To the Editor
We read with interest the recent study by Katzi et al evaluating the influences of a single dose of epidural morphine after vaginal delivery on opioid consumption, pain control, and quality of recovery. Other than the limitations described by them in the discussion, we have several questions about their methods and results and wish to get their reply.
First, as a primary outcome of this study, opioid consumption was converted into intravenous (IV) morphine milligram equivalent (MME) for the between-group comparison. However, the MME conversion factors for oral and IV hydromorphone are questionable. Based on the newest guideline of the Centers for Disease Control and Prevention for prescribing opioids for pain—United States, 2022, the oral MME conversion factor of oral hydromorphone is 5 rather than 4 reported in this study. In the current pain management practices, moreover, the recommended oral MME conversion factor for IV hydromorphone is 18. Given that 1 mg IV morphine is equivalent to 3 mg oral morphine, as described by Katzi et al, 1 mg IV hydromorphone should be converted to 6 mg IV morphine. That is, the MME conversion factor of IV hydromorphone to IV morphine should be 6, rather than 3 reported in this study. The lower MME conversion factors for oral and IV hydromorphone used in this study may not only influence the results of between-group comparison regarding 24-hour opioid consumption, but also they can result in difficulty in comparing the results of this study with the findings of other works.

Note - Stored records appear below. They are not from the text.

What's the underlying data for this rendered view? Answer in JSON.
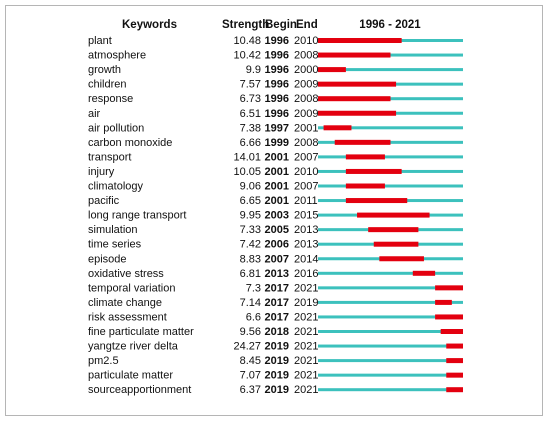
{
  "chart_data": {
    "type": "table",
    "headers": {
      "keywords": "Keywords",
      "strength": "Strength",
      "begin": "Begin",
      "end": "End",
      "period": "1996 - 2021"
    },
    "range": [
      1996,
      2021
    ],
    "colors": {
      "timeline": "#3cc1bd",
      "burst": "#e3000f"
    },
    "rows": [
      {
        "keyword": "plant",
        "strength": "10.48",
        "begin": 1996,
        "end": 2010
      },
      {
        "keyword": "atmosphere",
        "strength": "10.42",
        "begin": 1996,
        "end": 2008
      },
      {
        "keyword": "growth",
        "strength": "9.9",
        "begin": 1996,
        "end": 2000
      },
      {
        "keyword": "children",
        "strength": "7.57",
        "begin": 1996,
        "end": 2009
      },
      {
        "keyword": "response",
        "strength": "6.73",
        "begin": 1996,
        "end": 2008
      },
      {
        "keyword": "air",
        "strength": "6.51",
        "begin": 1996,
        "end": 2009
      },
      {
        "keyword": "air pollution",
        "strength": "7.38",
        "begin": 1997,
        "end": 2001
      },
      {
        "keyword": "carbon monoxide",
        "strength": "6.66",
        "begin": 1999,
        "end": 2008
      },
      {
        "keyword": "transport",
        "strength": "14.01",
        "begin": 2001,
        "end": 2007
      },
      {
        "keyword": "injury",
        "strength": "10.05",
        "begin": 2001,
        "end": 2010
      },
      {
        "keyword": "climatology",
        "strength": "9.06",
        "begin": 2001,
        "end": 2007
      },
      {
        "keyword": "pacific",
        "strength": "6.65",
        "begin": 2001,
        "end": 2011
      },
      {
        "keyword": "long range transport",
        "strength": "9.95",
        "begin": 2003,
        "end": 2015
      },
      {
        "keyword": "simulation",
        "strength": "7.33",
        "begin": 2005,
        "end": 2013
      },
      {
        "keyword": "time series",
        "strength": "7.42",
        "begin": 2006,
        "end": 2013
      },
      {
        "keyword": "episode",
        "strength": "8.83",
        "begin": 2007,
        "end": 2014
      },
      {
        "keyword": "oxidative stress",
        "strength": "6.81",
        "begin": 2013,
        "end": 2016
      },
      {
        "keyword": "temporal variation",
        "strength": "7.3",
        "begin": 2017,
        "end": 2021
      },
      {
        "keyword": "climate change",
        "strength": "7.14",
        "begin": 2017,
        "end": 2019
      },
      {
        "keyword": "risk assessment",
        "strength": "6.6",
        "begin": 2017,
        "end": 2021
      },
      {
        "keyword": "fine particulate matter",
        "strength": "9.56",
        "begin": 2018,
        "end": 2021
      },
      {
        "keyword": "yangtze river delta",
        "strength": "24.27",
        "begin": 2019,
        "end": 2021
      },
      {
        "keyword": "pm2.5",
        "strength": "8.45",
        "begin": 2019,
        "end": 2021
      },
      {
        "keyword": "particulate matter",
        "strength": "7.07",
        "begin": 2019,
        "end": 2021
      },
      {
        "keyword": "sourceapportionment",
        "strength": "6.37",
        "begin": 2019,
        "end": 2021
      }
    ]
  }
}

Second, the choice of a 2.5-MME difference in 24-hour opioid consumption as the effector to estimate the sample size was not based on literature evidence or guidelines. In the available literature, the recommended minimal clinically important difference of total opioid consumption for postoperative analgesia in a randomized controlled trial is 10 mg IV morphine in 24 hours. The MME consumed in the 24 hours was statistically decreased in the interventional group, but the median treatment effect was 0, which does not achieve their assumed effector of 2.5 MMEs. Most importantly, opioid consumption is not a patient-centered outcome and cannot imply any patient benefit unless it is matched with improved pain control or decreased side effects such as respiratory depression, nausea and vomiting, dizziness, and delayed gastrointestinal function recovery. Indeed, median pain score at 24 hours was statistically reduced in the interventional group and the between-group difference of median pain scores at 24 hours achieved the minimal clinically important difference of 1 point recommended in available literature. However, median pain scores at 24 hours in the 2 groups were 3 or less, indicating that most patients only experienced a mild pain, that is, a clinically acceptable level of pain control.5 In addition, this study did not assess patient satisfaction with postdelivery pain control. Considering the facts that epidural morphine after vaginal delivery resulted in more side effects associated with neuraxial opioid use and did not improve any outcome of postdelivery recovery, we cannot determine if decreased opioid consumption and improved pain control by this intervention are only statistically significant, but clinically insignificant. At least, the clinical importance of using this intervention to enhance recovery after vaginal delivery is questionable.
Finally, in the methods, the authors described that secondary end points included total opioid consumption until discharge and total opioid consumption through week 1 of discharge. However, their results did not report and compare these variables. They reported the rates of opioid use within 24 hours of delivery, but not the time to first opioid need and the time from the completion of epidural morphine to discharge from the hospital. In fact, these outcome variables are useful for the complete evaluation of the analgesic efficacy, duration, and potential benefits of epidural morphine after vaginal delivery.